The Hidden Cost of AI Reliance: A Decline in Cyber Expertise
Today’s security analysts, for example, rely on AI tools to flag suspicious login attempts. However, without the required foundational understanding of how algorithms function, they could easily fail to recognize false positives, or the worse flip-side of that, fail to recognize sophisticated threats posing as normal activity. Or incident response teams, a critical part of any organization’s cyber defense, might refer to AI-driven recommendations without fully comprehending the wider context in which an attack takes place. This will lead to incomplete remediation and persistent vulnerabilities.
So corporate cybersecurity is left in a double bind: the more that we depend on AI, the less equipped we leave ourselves to handle its inevitable failures. The solution seems counterintuitive and anachronistic: in an age of AI, the path to organizational resilience is to double down on the human.
Firstly, organizations must reinvest in cybersecurity training. For far, far too long, cyber training throughout the organization has meant a couple of annual compliance procedures where employees are shown what a phishing email looks like.
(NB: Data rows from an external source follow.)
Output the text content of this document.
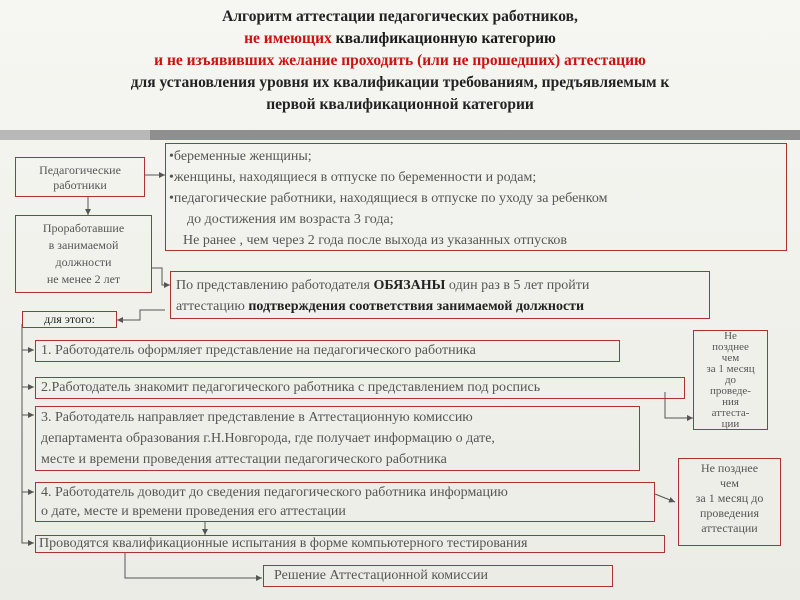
Алгоритм аттестации педагогических работников,
не имеющих квалификационную категорию
и не изъявивших желание проходить (или не прошедших) аттестацию
для установления уровня их квалификации требованиям, предъявляемым к
первой квалификационной категории
Педагогические
работники
Проработавшие
в занимаемой
должности
не менее 2 лет
для этого:
•беременные женщины;
•женщины, находящиеся в отпуске по беременности и родам;
•педагогические работники, находящиеся в отпуске по уходу за ребенком
до достижения им возраста 3 года;
Не ранее , чем через 2 года после выхода из указанных отпусков
По представлению работодателя ОБЯЗАНЫ один раз в 5 лет пройти
аттестацию подтверждения соответствия занимаемой должности
1. Работодатель оформляет представление на педагогического работника
2.Работодатель знакомит педагогического работника с представлением под роспись
3. Работодатель направляет представление в Аттестационную комиссию
департамента образования г.Н.Новгорода, где получает информацию о дате,
месте и времени проведения аттестации педагогического работника
4. Работодатель доводит до сведения педагогического работника информацию
о дате, месте и времени проведения его аттестации
Проводятся квалификационные испытания в форме компьютерного тестирования
Решение Аттестационной комиссии
Не
позднее
чем
за 1 месяц
до
проведе-
ния
аттеста-
ции
Не позднее
чем
за 1 месяц до
проведения
аттестации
This is not enough. Whole organizations — from the shop floor, right up to the CEO — need to be taught robust, hands-on cybersecurity skills. Obviously, this includes phishing attempts, but it also means understanding the basics of things like network security, malware and response best practices.
Management at major corporations has been too happy to delegate cybersecurity to the CIO and a siloed team of experts tucked away in a dark, dusty office somewhere. The whole company needs to step up and think critically about what they encounter in the cyber realm.
Ultimately, this leadership must come from the top, with the CEO setting the tone by emphasizing that cybersecurity is a shared responsibility across the organization. C-suite executives must actively commit to upskilling themselves in this critical area, rather than leaving it solely to the IT team.
Secondly, C-suite executives will have to roll out an active strategy to cultivate specialist cybersecurity expertise at their firms. They need to start hiring professionals with deep, domain-specific cybersecurity knowledge that AI can’t replicate — skills like threat hunting, penetration testing and reverse engineering malware, are all critical to organizational resiliency but badly performed by AI. Executives need to implement a comprehensive recruitment and retention strategy to hunt out these experts, bring them under their roofs, and then keep them there.
Leveraging AI to Enhance, Not Replace, Human Expertise
Finally, corporate cybersecurity strategy needs to be based on the principle that AI enhances, rather than replaces human capacities. AI can and should be deployed to speed up repetitive tasks like log analysis. However, there should always be skilled professionals in the loop to review AI-generated insights and to ensure that decisions are made based on all the information available.
There’s an optimum middle ground, where AI at the fingertips of skilled professionals enhances and complements cyber defensive capabilities — currently the pendulum has swung too far in one direction, and executives are happy to neglect conventional cyber skills in the blind faith that AI will solve all.
AI is not a panacea. It is a hugely powerful tool that has the capacity to greatly shore up a company’s cyber defenses. But it also has the potential to blind executives as they are sucked into the AI black hole where little else escapes. Corporate leaders need to wake up and ensure their company falls into the former category rather than the latter — or they’ll likely find their organizations are the next to suffer a high-profile breach.